Les responsables financiers du Mali, du Burkina Faso et du Niger ont souligné l’importance de former une union économique et monétaire.
Les membres de l’Association des États du Sahel souhaitent accélérer la mise en place de leur organisation créée le 16 septembre dernier. C’est ainsi qu’en marge des visites du général Abdourahamane TIANI, président du Conseil National pour la Sauvegarde de la Patrie (CNSP) au Mali, chef d’État du Niger, et d’Apollinaire Joachim Kyélem de Tambèla, premier ministre burkinabè à Bamako, une réunion a été organisée à Bamako entre les experts des trois pays membres de l’Association (le Mali, le Burkina Faso et le Niger).
L’objectif était de « favoriser les échanges et créer une collaboration entre les pays membres pour accélérer le processus d’intégration économique et financière au sein de l’Alliance ». En résumé, cette réunion visait à évaluer les points forts, les faiblesses, les opportunités et les menaces auxquelles l’Alliance est confrontée.

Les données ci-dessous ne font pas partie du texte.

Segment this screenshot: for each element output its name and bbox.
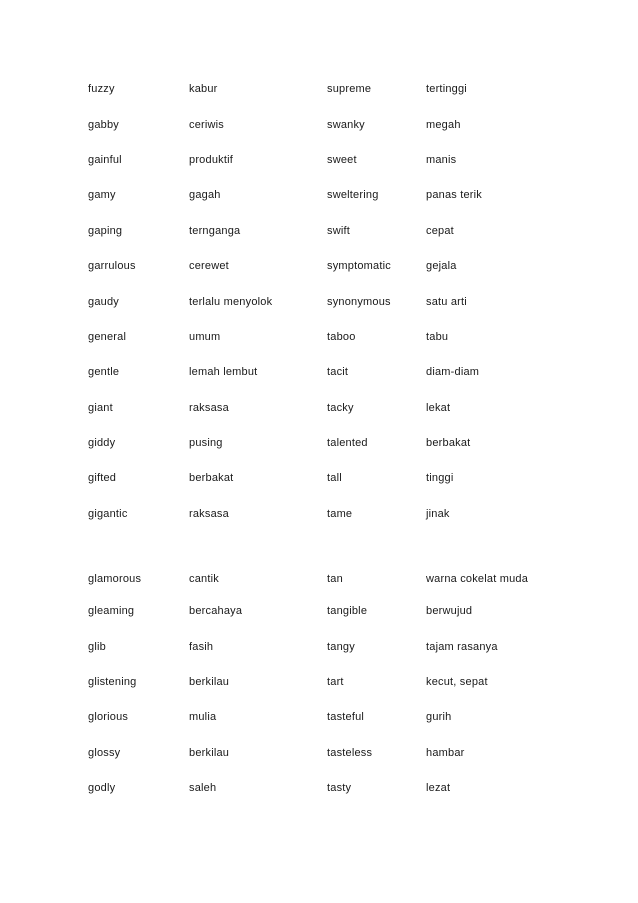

Pour ce faire, ils ont présenté leurs suggestions aux ministres des finances des trois pays lors de leur toute première réunion à Bamako, tenue le samedi 25 novembre, exclusivement dédiée au développement économique des États membres de cette nouvelle organisation.
Plusieurs sujets étaient à l’ordre du jour de cette réunion. Il s’agissait notamment d’aborder les échanges commerciaux, la circulation des personnes et des biens au sein de l’Association des États du Sahel (AES), la sécurité alimentaire et énergétique, la transformation industrielle ainsi que le financement, l’intégration économique, l’arsenal réglementaire et les réformes nécessaires.
Les participants ont reconnu la faiblesse des échanges commerciaux tout en notant que le Burkina Faso, le Niger et le Mali, membres de l’AES, ont une économie ouverte où le commerce occupe une place importante dans leur Produit Intérieur Brut (PIB). Pour remédier à cela, ils ont décidé de renforcer leur coopération afin de créer un espace économique sécurisé, favorisant un développement harmonieux répondant aux besoins et au bien-être des populations. Ils ont souligné la nécessité d’améliorer la connectivité entre les trois États de l’espace AES via des programmes visant à développer les réseaux routier, aérien, ferroviaire et fluvial.
De plus, ils ont convenu de renforcer les mécanismes communs pour faire face aux crises alimentaires, notamment par le développement d’aménagements hydro-agricoles d’intérêt commun et la mutualisation des réponses à l’insécurité alimentaire.
Pour assurer la sécurité énergétique, ils ont convenu de mutualiser les moyens financiers pour investir dans ce secteur et garantir l’autonomie énergétique de la région. Concernant la transformation industrielle, ils ont convenu de mettre en œuvre une stratégie commune d’industrialisation pour développer le tissu industriel de l’espace AES. Ils ont également appelé à promouvoir un partenariat entre les secteurs publics et privés des pays membres pour le développement des infrastructures de base.
Pour faire face aux chocs financiers et promouvoir l’intégration économique, les ministres des finances ont envisagé la mise en place d’un fonds de stabilisation et la création d’une banque d’investissement de l’Association des États du Sahel.
En vue d’une meilleure intégration économique, les ministres de l’Économie et des Finances des trois pays ont souligné la nécessité d’aller vers une union économique et monétaire. Certains observateurs estiment que pour ces trois pays membres de l’Union économique et monétaire ouest-africaine (UEMOA), l’évocation de cette éventualité constitue une menace réelle pour le franc CFA.